Times have clearly changed. Success doesn’t just happen by muddling through. Even small firms should invest in this list of must-haves:

  • A well-thought-out strategy – they know what they want to be and what they don’t want to be;
  • A leverage structure with a balance between relatively junior solicitors and senior solicitors – not all one or the other;
  • An understanding by all fee earners of ‘minimum acceptable contribution’;
  • A clear pricing strategy, regardless of methodology (fixed fees, hourly rates, scale, perceived value or whatever). The best performers keep all of these possibilities in their tool kits;
  • An understanding of cost of production;
  • A management structure with clear objectives and the support of partners;
  • Leadership as well as management;
  • Good financial housekeeping (price, WIP and debtor management).

My Edge colleagues and I have written, over the years, about all of the above. We continue to assist firms with pragmatic implementation.

For the benefit of those who are yet to invest in a robust strategy process, here’s a better-than-nothing, back-of-the-envelope approach to start the ball rolling.

Planning Is Key

In my experience, the best self-help first step in the practice-improvement process is planning. I am not talking about a multi-volume document brimming with colourful flow charts and management clichés. On the contrary, I am talking about a discussion that results in a one-page summary that tells every partner (or sole practitioner) where they are headed. The plan will guide those who have been delegated the responsibility of implementing it.

For this planning session, meet as a partnership (or with a key advisor if you are in sole practice) away from the firm, somewhere where participants won’t be distracted by staff or clients. Give each item full and frank consideration. Business plans in small firms are next to useless without consensus. Partners will simply agree in the meeting and then continue doing whatever the heck they want.

I recommend that the discussion revolve around the following decisions:

 

 

The Components

  • What type of work – refers to the type of matters the firm is seeking to offer. In considering this, look at those services that you offer now. Consider what you would like to stop doing – or to stop doing within five years. Having done this, consider what you do wish to be doing and add these offerings to the ones that you want to keep.
  • Partner numbers – refers to the number of equity partners. You may wish to include salaried partners here, but I usually put them into the “employed fee earner” section.
  • Gross fees – refers to the total fee billings of the practice (excluding disbursements).
  • Net profit per partner – refers to the desired profit per partner.

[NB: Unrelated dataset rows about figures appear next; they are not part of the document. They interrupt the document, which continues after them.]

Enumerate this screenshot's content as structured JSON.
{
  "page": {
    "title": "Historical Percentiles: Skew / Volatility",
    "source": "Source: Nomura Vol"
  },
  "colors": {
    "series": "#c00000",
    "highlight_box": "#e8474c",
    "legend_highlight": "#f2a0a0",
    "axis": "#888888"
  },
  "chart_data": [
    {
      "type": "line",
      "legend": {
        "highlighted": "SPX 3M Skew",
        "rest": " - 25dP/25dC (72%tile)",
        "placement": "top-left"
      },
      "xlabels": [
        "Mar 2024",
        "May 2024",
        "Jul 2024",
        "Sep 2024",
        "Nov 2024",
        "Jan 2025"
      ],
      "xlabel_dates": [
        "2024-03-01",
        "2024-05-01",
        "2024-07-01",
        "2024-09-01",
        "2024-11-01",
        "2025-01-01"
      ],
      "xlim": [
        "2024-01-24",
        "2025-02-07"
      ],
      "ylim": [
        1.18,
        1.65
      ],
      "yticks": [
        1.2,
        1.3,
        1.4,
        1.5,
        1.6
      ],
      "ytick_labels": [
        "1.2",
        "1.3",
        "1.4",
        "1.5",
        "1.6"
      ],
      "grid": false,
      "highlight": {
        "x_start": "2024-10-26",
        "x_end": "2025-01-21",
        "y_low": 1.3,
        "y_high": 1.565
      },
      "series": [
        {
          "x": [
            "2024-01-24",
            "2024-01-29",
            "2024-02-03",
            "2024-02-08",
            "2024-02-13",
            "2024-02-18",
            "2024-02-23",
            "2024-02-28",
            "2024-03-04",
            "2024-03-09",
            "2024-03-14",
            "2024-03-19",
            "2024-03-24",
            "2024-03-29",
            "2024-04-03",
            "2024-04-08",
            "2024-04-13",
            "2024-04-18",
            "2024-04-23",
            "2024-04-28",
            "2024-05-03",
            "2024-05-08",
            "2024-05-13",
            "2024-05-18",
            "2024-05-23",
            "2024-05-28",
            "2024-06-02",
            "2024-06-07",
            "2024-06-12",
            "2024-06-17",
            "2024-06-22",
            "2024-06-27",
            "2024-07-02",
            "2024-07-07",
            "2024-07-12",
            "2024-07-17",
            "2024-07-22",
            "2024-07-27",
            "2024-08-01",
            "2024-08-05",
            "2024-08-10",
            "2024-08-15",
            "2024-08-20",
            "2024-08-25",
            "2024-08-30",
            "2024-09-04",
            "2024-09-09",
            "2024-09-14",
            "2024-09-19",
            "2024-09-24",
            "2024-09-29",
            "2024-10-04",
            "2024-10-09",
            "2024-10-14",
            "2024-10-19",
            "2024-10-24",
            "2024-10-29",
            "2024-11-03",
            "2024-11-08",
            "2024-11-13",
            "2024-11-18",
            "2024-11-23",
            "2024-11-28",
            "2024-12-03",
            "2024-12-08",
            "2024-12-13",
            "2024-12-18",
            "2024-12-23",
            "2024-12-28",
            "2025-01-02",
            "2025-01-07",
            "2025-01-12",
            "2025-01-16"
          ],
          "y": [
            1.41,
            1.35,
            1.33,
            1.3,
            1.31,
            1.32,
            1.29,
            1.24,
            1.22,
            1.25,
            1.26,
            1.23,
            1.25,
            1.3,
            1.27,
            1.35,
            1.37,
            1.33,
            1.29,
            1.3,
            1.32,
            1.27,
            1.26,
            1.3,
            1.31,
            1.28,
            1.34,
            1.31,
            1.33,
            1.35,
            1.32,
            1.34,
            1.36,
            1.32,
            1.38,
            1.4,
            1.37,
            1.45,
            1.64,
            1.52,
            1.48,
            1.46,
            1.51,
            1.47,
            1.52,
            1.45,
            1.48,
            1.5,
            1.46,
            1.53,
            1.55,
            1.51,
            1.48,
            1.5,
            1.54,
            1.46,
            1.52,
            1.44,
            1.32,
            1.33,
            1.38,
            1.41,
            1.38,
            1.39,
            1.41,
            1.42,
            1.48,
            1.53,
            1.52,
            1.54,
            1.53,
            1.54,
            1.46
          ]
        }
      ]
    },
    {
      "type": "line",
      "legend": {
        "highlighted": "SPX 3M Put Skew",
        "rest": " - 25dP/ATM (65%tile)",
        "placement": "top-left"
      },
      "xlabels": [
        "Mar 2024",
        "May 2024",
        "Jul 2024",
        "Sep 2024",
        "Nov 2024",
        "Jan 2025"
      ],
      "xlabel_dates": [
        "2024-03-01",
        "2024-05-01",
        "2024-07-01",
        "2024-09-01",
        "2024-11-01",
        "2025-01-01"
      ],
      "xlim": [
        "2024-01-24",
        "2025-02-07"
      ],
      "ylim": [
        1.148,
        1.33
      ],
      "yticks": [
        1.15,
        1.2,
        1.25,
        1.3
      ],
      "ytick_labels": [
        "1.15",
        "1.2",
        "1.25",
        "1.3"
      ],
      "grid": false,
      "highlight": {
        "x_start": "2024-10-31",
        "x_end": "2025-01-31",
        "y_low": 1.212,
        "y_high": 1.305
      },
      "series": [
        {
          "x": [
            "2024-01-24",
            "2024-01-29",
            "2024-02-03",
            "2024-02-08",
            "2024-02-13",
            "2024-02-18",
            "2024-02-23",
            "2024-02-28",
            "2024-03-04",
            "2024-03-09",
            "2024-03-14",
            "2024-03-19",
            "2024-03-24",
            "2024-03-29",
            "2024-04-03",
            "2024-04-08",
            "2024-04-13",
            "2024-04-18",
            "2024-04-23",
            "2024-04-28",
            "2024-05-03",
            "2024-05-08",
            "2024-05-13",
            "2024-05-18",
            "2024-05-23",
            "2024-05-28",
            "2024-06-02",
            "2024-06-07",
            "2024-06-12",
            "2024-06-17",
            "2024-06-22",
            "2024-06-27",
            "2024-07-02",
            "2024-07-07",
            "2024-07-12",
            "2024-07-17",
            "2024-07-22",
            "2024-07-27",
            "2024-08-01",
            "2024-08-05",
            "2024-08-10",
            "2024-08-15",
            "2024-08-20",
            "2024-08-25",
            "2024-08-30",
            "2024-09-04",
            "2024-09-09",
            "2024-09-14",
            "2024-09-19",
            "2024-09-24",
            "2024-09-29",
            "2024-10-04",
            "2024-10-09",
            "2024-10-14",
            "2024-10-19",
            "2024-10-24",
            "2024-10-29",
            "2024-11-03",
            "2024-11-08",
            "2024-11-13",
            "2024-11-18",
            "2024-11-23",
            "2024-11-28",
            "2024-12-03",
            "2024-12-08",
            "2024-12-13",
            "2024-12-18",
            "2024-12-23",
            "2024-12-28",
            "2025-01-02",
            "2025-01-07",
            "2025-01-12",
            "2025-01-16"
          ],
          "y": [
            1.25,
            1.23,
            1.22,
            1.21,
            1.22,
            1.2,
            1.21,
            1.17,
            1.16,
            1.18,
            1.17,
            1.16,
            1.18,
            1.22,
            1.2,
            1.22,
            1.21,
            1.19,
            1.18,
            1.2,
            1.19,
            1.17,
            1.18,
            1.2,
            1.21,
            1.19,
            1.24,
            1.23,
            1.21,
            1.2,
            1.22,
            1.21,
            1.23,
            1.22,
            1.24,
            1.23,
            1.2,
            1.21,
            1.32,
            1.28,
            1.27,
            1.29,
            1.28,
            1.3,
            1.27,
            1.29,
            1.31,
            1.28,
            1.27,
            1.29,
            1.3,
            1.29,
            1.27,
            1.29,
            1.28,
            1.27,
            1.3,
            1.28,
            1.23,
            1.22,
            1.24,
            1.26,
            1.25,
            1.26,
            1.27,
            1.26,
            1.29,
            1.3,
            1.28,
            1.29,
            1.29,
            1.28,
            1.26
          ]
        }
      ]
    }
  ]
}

When you are considering desired profit, remember that as a principal you should receive a reasonable pay for your time and effort, and a reasonable profit.
  • Employed fee earners – refers to the number of employed solicitors, associates, non-equity partners and paralegals. (Full-time equivalent, so someone may be 0.5 paralegal and 0.5 support.)
  • Support staff – refers to all support staff in full-time equivalents.
  • Space (sqm) – refers to the office space required. The average Australian firm uses about 25sqm per person (including public space like reception and meeting rooms). This is not ideal though. I suggest that you allow for about 18sqm/person. (We are told that best practice space utilisation is about 7sqm/person, but this requires significant cultural and operational change.)
  • IT commitments – refers to any foreseen expenditure on technology such as PMS, litigation support, marketing data base, etc.

The best way to approach these discussions is to fill out the actual numbers for this year, then do Year +5 first. Come back and do Year +1 next, then simply ‘join the dots’.

This is a start – a bit rough and ready but better than nothing.

By the way, our “Annual Variety B to B Bash” raised 2.25 million dollars for disadvantaged Aussie kids – admittedly despite most of us, not because of most of us.

Next year I’ll be one of the planners.